Re: twm? How to test [was: Re: Various comments, mostly on ImplementationNotes]



On 18 Aug 2000, Owen Taylor wrote:
> 
> Matthias Ettrich <ettrich@trolltech.com> writes:
> 
> > 
> > now, what _is_ again the compliant behaviour? I thought we agreed that
> > x,y configure requests means (at least in NorthWestGravity) the top left corner
> > of the window frame.
> > 
> > Oven, please clearify.
> 
> [ Actually, that's "Owen". ]
> 
> According to the ICCCM, for NorthWestGravity, the x, y referse to
> the top-left corner of the window manager frame.
> 
> xv is broken in rather strange ways. That is, it works fine with
> twm, which is ICCCM compliant, and also works fine with fvwm,
> which is not ICCCM compliant. But it doesn't work with old versions
> of sawfish, which were not ICCCM compliant.
> 
> My best guess is that it expects ICCCM behavior, but it's
> algorithm for finding out with the top-left corner of the window
> manager decoration is is broken in such a way that it works
> with some non-ICCCM compliant window managers. 
> 
> Regards,
>                                         Owen
> 

In reference to this (above post) and the following post:

On Fri, 18 Aug 2000, Julian Adams wrote:                                                            
>                                                                                                   
> It would be a disaster if afterstep, kwin, sawfish, blackbox etc.                                 
> implemented differing versions of the spec, but all posted the same                               
> _NET_SUPPORTED hints.                                                                             
>                                                                                                   

Something to consider would be for someone to sit down and write a testing
application (or several). It would walk through switching gravities,
handling window movement/resizing, etc., and making sure that everything
is compliant according to the ICCCM and this spec. 

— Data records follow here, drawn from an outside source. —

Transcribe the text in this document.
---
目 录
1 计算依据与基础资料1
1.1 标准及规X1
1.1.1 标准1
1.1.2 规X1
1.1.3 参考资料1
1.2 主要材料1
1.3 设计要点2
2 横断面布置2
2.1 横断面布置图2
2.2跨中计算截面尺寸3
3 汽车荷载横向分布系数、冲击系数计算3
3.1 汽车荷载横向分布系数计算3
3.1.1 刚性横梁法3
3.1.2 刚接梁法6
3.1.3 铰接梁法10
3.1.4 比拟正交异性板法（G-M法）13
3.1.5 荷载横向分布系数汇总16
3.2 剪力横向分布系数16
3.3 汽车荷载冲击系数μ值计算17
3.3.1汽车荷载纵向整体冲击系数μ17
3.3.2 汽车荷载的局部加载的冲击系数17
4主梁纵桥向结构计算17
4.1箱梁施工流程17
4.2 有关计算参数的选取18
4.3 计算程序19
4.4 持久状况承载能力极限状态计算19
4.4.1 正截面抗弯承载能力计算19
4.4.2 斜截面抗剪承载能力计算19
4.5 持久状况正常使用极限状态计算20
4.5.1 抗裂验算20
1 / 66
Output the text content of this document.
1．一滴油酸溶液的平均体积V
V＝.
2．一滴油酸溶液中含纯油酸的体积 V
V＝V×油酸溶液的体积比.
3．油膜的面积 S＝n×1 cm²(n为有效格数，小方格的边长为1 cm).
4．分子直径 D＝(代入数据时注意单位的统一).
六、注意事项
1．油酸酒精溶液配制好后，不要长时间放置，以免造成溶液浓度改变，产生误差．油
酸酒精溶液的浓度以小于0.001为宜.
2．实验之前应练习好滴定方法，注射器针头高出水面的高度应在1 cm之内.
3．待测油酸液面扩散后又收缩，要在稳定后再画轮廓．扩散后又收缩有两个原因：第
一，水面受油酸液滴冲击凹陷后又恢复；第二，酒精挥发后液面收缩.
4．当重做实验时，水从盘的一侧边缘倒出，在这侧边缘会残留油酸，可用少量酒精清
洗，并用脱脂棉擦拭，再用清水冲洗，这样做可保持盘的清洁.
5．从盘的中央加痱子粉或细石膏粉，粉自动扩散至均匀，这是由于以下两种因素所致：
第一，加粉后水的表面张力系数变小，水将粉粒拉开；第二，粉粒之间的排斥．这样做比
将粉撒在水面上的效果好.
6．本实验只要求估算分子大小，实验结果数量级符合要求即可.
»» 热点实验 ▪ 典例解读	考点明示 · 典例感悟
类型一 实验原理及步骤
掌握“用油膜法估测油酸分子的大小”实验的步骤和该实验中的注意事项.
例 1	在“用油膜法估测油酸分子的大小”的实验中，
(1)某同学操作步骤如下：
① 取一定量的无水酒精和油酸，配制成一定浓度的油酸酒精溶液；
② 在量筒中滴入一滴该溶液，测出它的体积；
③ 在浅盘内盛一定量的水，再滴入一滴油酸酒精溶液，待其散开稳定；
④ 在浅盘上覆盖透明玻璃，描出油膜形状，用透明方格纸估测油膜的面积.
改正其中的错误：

I think it would have to be written in raw X-based code, to be portable,
unbiased, and non-reliant upon any toolkit (Qt or Gtk, etc.). This would
gain the benefit of making sure that all "released as supporting the new
spec" WMs match in behavior. It would also gain the benefit of allowing
new WMs (or DEs, for that matter) to be able to implement the spec and
then verify themselves as compliant.

Normally, I'd offer to do this, but my time and X-based knowledge limits
to a prohibitive degree. This is by far an in-depth "grokking" of the
workings of X.

Side note: does anyone happen to have the current spec in SGML form? I
keep getting emails every now and then about the section on
developer.gnome.org being broken (the way SGML parses into HTML files was
never too friendly with CVS when I was working with it), and I'd like to
fix it. I can't seem to find my older copy, and I'm thinking it was lost
in a restructing of my home network and a failing drive with home
directories (summer in an apartment building didn't play nicely with an
older 500M Maxtor SCSI drive)...

-- 
Nathan P. Clemons                       "Peace favor your code."